Please help me. Yesterday I finally officially broke up with
This is a blue board which means that it's for everybody (Safe For Work content only). If you see any adult content, please report it.
Please support this website by donating Bitcoins to 16mKtbZiwW52BLkibtCr8jUg2KVUMTxVQ5
Thread replies: 2
Thread images: 1
Post No. 16612992
Please help me. Yesterday I finally officially broke up with my ex who was also my best friend after a very horrible final months and I have been crying basically nonstop since.
I spent hours trying to read things that rationalize why ending it was the best thing I could do for both of us, especially myself.
I still can't shake how much I miss him, how scared I am to be completely alone in this merciless world.
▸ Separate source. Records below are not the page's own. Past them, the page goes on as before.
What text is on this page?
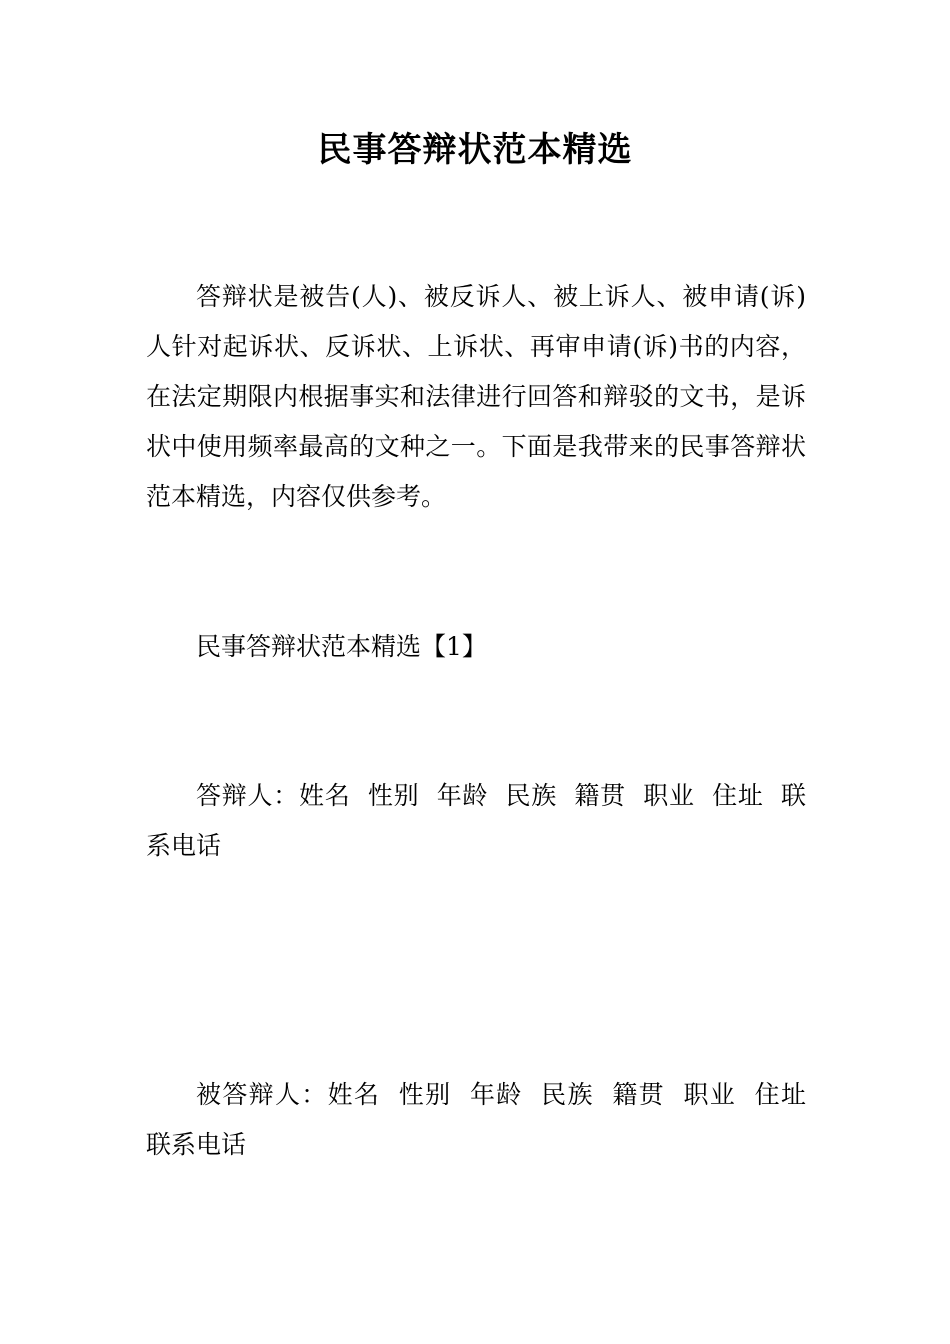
民事答辩状范本精选

答辩状是被告(人)、被反诉人、被上诉人、被申请(诉)人针对起诉状、反诉状、上诉状、再审申请(诉)书的内容，在法定期限内根据事实和法律进行回答和辩驳的文书，是诉状中使用频率最高的文种之一。下面是我带来的民事答辩状范本精选，内容仅供参考。

民事答辩状范本精选【1】

答辩人：姓名  性别  年龄  民族  籍贯  职业  住址  联系电话

被答辩人：姓名  性别  年龄  民族  籍贯  职业  住址  联系电话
It feels so unfair. We both loved each other a great deal and neither of us wanted it to end but it just became so horribly toxic.
It doesn't really help that I don't really have any other close friends, I don't have a family, I have no one.
I don't know what to do.
I made the cleanest break a person possibly could yet i know deep in my heart there's still that naive thread of hope and desire to go crawling back, even though I know that is the worst thing I could do to myself.
I'm sorry I know this is super pathetic but this all happened right at the beginning of my winter break so I can't even talk to the shitty therapists I occasionally see at school. So I'm here.
Being completely alone with nothing but an abusive mother during the holidays doesn't exactly fucking help either. Especially when I was supposed to spend New Years with him.
Fuck I want to die so badly to be honest familiars
In retrospect there's probably nothing someone here could tell me that would help I am just thrashing around desperately at this point it just hurts so much and my life and I am a fucking mess
Thread posts: 2
Thread images: 1
If a post contains copyrighted or illegal content, please click on that post's [Report] button and fill out a post removal request
All trademarks and copyrights on this page are owned by their respective parties. Images uploaded are the responsibility of the Poster. Comments are owned by the Poster.
This is a 4chan archive - all of the content originated from that site. This means that 4Archive shows an archive of their content. If you need information for a Poster - contact them.